Discontinuous Integral Control for Systems with Arbitrary Relative Degree

Abstract

For systems with arbitrary relative degree, we propose a homogeneous controller capable of tracking a smooth but unknown reference signal, despite a Lipschitz continuous perturbation, and by means of a continuous control signal. The proposed control scheme consists of two terms: (i) a continuous and homogeneous state feedback and (ii) a discontinuous integral term. The state feedback term aims at stabilizing (in finite time) the closed-loop while the (discontinuous) integral term estimates the perturbation and the unknown reference signal in finite time and provides for perfect compensation in closed loop. By adding an exact and robust differentiator, we complete an output feedback scheme, when only the output is available for measurement. The global finite-time stability of the closed-loop system and its insensitivity with respect to the Lipschitz continuous perturbations are proved in detail using several (smooth) homogeneous Lyapunov functions for different versions of the algorithm.

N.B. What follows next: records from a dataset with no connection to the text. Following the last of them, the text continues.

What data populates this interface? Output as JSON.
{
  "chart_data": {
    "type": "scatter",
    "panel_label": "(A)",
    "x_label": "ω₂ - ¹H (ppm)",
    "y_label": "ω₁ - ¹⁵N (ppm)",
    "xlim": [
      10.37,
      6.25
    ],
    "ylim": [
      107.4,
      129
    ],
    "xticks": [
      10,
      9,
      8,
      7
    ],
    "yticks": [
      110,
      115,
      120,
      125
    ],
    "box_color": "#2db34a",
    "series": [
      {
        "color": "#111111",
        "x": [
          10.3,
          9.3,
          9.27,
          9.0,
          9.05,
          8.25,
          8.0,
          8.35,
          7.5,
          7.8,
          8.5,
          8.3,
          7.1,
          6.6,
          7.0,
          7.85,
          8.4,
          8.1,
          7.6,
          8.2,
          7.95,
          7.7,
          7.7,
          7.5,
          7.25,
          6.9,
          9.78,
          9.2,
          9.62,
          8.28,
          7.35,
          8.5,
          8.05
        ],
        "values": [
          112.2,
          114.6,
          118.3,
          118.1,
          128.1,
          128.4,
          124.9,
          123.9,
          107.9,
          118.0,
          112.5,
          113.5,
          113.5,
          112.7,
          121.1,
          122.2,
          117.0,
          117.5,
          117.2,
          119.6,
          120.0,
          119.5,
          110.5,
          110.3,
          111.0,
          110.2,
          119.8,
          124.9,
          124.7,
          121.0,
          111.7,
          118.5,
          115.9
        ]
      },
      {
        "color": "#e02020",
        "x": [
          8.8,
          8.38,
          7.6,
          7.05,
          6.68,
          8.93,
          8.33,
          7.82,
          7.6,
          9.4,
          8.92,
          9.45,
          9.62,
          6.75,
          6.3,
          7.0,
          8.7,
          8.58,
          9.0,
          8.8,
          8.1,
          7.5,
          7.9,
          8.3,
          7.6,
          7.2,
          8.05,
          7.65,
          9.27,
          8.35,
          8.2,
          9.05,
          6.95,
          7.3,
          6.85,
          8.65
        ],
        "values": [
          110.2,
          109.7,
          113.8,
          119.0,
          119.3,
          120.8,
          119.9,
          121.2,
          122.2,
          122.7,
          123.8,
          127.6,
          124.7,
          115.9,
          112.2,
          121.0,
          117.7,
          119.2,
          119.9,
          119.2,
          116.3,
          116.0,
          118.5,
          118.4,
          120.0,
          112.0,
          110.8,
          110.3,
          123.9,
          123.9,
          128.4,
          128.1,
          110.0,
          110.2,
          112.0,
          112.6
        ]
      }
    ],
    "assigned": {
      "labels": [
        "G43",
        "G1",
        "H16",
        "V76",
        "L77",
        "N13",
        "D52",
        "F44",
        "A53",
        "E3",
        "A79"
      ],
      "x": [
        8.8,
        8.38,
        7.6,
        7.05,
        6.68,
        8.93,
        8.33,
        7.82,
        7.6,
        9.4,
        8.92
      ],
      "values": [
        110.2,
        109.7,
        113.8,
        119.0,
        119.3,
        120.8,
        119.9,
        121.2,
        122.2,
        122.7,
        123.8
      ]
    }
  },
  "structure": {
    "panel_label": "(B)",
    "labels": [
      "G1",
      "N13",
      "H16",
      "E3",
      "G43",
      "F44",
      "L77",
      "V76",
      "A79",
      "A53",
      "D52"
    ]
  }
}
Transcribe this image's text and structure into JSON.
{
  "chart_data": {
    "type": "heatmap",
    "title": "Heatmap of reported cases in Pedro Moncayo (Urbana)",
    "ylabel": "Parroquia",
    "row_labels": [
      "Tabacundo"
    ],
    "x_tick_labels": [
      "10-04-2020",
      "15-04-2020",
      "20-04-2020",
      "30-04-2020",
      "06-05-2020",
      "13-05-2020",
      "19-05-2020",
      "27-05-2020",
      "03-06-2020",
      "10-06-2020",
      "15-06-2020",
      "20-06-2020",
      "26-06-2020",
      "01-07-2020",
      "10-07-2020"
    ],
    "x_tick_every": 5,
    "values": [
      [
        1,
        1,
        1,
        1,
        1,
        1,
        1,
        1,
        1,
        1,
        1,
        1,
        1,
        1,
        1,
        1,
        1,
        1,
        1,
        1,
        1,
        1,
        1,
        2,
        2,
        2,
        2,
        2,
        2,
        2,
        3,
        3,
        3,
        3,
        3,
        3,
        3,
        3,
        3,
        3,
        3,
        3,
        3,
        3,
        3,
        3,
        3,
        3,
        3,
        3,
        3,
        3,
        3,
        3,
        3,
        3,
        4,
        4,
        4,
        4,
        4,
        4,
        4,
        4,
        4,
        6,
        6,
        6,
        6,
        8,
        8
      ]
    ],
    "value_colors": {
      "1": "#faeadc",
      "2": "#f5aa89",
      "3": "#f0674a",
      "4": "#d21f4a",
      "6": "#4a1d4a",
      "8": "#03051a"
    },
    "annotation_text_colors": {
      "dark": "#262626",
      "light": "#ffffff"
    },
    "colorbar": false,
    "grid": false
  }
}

Appendix: Some Technical Lemmas on Homogeneous Functions

We recall some useful lemmas needed for the development of our main results. Lemmas 2.6 and 2.7 are extensions of classical results for homogeneous continuous functions to semicontinuous ones [21, Theorems 4.4 and 4.1] (for their proofs see [12, 46]).

Lemma 2.5

([19] Young’s inequality) For any positive real numbers \(a>0\), \(b>0\), \(c>0\), \(p>1\), and \(q>1\), with \(\frac{1}{p}+\frac{1}{q}=1\), the following inequality is always satisfied:

$$ ab\le {\displaystyle \frac{c^{p}}{p}a^{p}+\frac{c^{-q}}{q}b^{q},} $$

and equality holds if and only if \(a^{p}=b^{q}\).

And the lemma is given as follows.

Lemma 2.6

Let \(\eta :\mathbb {R}^{n}\rightarrow \mathbb {R}\) and \(\gamma :\mathbb {R}^{n}\rightarrow \mathbb {R}_{+}\) (resp. \(\gamma : \mathbb {R}^{n} \rightarrow \mathbb {R}_{-}\)) be two lower (upper) semicontinuous single-valued \(\mathbf {r}\)-homogeneous functions of degree \(m>0\). Suppose that \(\gamma \left( x\right) \ge 0\) \(\left( \mathrm {resp.}\,\gamma \left( x\right) \le 0\right) \) on \(\mathbb {R}^{n}\). If \(\eta \left( x\right) >0\) \(\left( \mathrm {resp.}\,\eta \left( x\right) <0\right) \) for all \(x\ne 0\) such that \(\gamma \left( x\right) =0\), then there is a constant \(\lambda ^{*}\in \mathbb {R}\) and a constant \(c>0\) such that for all \(\lambda \ge \lambda ^{*}\) and for all \(x\in \mathbb {R}^{n}\setminus \{0\}\),

$$ \eta (x)+\lambda \gamma (x)\ge c\left\| x\right\| _{\mathbf {r},p}^{m}\;,\;\left( \mathrm {resp.}\,\eta (x)+\lambda \gamma (x)\le -c\left\| x\right\| _{\mathbf {r},p}^{m}\right) \,. $$

Lemma 2.7

Let \(\eta :\mathbb {R}^{n}\rightarrow \mathbb {R}\) be an upper semicontinuous, single-valued \(\mathbf {r}\)-homogeneous function, with weights \(\mathbf{r} =[r_{1},\ldots ,r_{n}]^{\top }\) and degree \(m>0\). Then there is a point \(x_{2}\) in the unit homogeneous sphere \(S=\{x\in \mathbb {R}^{n}:\Vert x\Vert _{\mathbf {r},p}=1\}\) such that the following inequality holds for all \(x\in \mathbb {R}^{n}\):

$$\begin{aligned} \eta (x)\le \eta \left( x_{2}\right) \left\| x\right\| _{\mathbf {r},p}^{m}\,. \end{aligned}$$

(2.47)

Under the same conditions, if \(\eta \) is lower semicontinuous, there is a point \(x_{1}\) in the unit homogeneous sphere S such that the following inequality holds for all \(x\in \mathbb {R}^{n}\):

$$\begin{aligned} \eta \left( x_{1}\right) \left\| x\right\| _{\mathbf {r},p}^{m}\le \eta (x)\,. \end{aligned}$$

(2.48)